At that time, Harvard University was grappling with an acceptance debate after a formerly incarcerated woman’s admission to a PhD program. Summers, a former president of the university who lost his position amid a controversy after making discriminatory comments about women scholars, went on to say in the correspondence to Epstein: “I observed that half of the IQ in [the] world was owned by women without mentioning they are more than 51 percent of society.”
Summers was previously a leading light in the Democratic Party circles – a former treasury secretary in the Clinton administration, one of the main designers of Barack Obama’s approach to the economic downturn, and a committed presence in the liberal commentariat. But questions have persisted about his connection with Epstein, a former contact of Donald Trump. Epstein was accused of a wide-ranging sex trafficking of minors operation before his passing in prison in 2019 in New York City.
Following the release of a prior tranche of emails between Epstein and Summers in a 2023 piece, a spokesperson for Summers said that he “deeply regrets being in contact with Epstein after his guilty verdict”.
Democratic Party lawmakers made public emails from the Epstein estate this week that indicate Epstein was of the opinion Trump was aware of conduct by the now-convicted sex trafficker Ghislaine Maxwell. In response, Republican lawmakers issued a more extensive batch of 20,000 emails from the Epstein estate.
The released materials show that Summers kept up amicable contact with the convicted child sex trafficker well into 2019, with the last email exchange occurring only months before Epstein’s apprehension.
Trump posted on Truth Social on Friday that he would be requesting the Department of Justice and the FBI to examine Epstein’s “role and association” with Summers, among other influential liberal leaders and industry figures.
In the emails, Summers and Epstein converse on politics – especially Summers’s disdain for Trump – as well as the aspects of charitable social networking – and women. Summers, 70, disclosed to Epstein in a 2019 exchange about his overtures toward an unnamed woman, and being turned down.

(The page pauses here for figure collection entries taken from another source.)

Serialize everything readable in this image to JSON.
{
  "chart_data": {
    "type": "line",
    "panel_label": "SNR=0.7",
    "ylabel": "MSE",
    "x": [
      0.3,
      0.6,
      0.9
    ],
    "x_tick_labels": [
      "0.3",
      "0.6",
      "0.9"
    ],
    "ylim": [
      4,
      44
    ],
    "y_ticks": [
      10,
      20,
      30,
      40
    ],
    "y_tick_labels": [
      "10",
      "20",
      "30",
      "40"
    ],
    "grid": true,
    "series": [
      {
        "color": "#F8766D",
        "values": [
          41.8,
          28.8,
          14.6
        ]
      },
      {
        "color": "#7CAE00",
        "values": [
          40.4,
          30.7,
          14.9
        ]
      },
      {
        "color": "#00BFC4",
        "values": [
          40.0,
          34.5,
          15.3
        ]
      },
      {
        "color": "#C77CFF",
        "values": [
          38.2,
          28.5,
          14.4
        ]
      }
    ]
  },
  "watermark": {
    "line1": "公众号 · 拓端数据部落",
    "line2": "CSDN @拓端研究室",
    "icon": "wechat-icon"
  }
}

“she is clever. ensuring you atone for previous missteps,” Epstein wrote in an exchange on 16 March. “overlook the 'daddy' remark, I'm dating the motorcycle guy, you responded appropriately.. frustration signals affection., no protests revealed fortitude.”
Summers reiterated his sorrow in a recent statement. “There are many things I regret in my life,” he commented. “As I have said before, my association with Jeffrey Epstein was a major error of judgement.”
Summers was president of Harvard University from 2001 to 2006. Epstein gave more than $9m to Harvard and its associated programs between 1998 and 2008, and was named a visiting fellow to perform research. The university later concluded Epstein “lacked the educational background visiting fellows normally possess and his application proposed a course of study Epstein was ill-equipped to pursue”.
Harvard only stopped accepting Epstein’s donations after he pleaded guilty to child sex offenses in 2008.
At that point Obama’s profile was growing. Summers would eventually win appointment as director of the White House economic advisory body from January 2009 until November 2010.
After Summers left the White House, he began requesting Epstein for philanthropic advice for his wife, Elisa New, a Harvard professor working on a poetry project. Epstein and his foundations made philanthropic donations to projects associated with Summers’s wife, and the two men met a dozen times between 2013 and 2016, often for dinner.
After media coverage about Epstein’s donations came out, New’s charity made a donation “above and beyond” of that received to anti-exploitation organizations.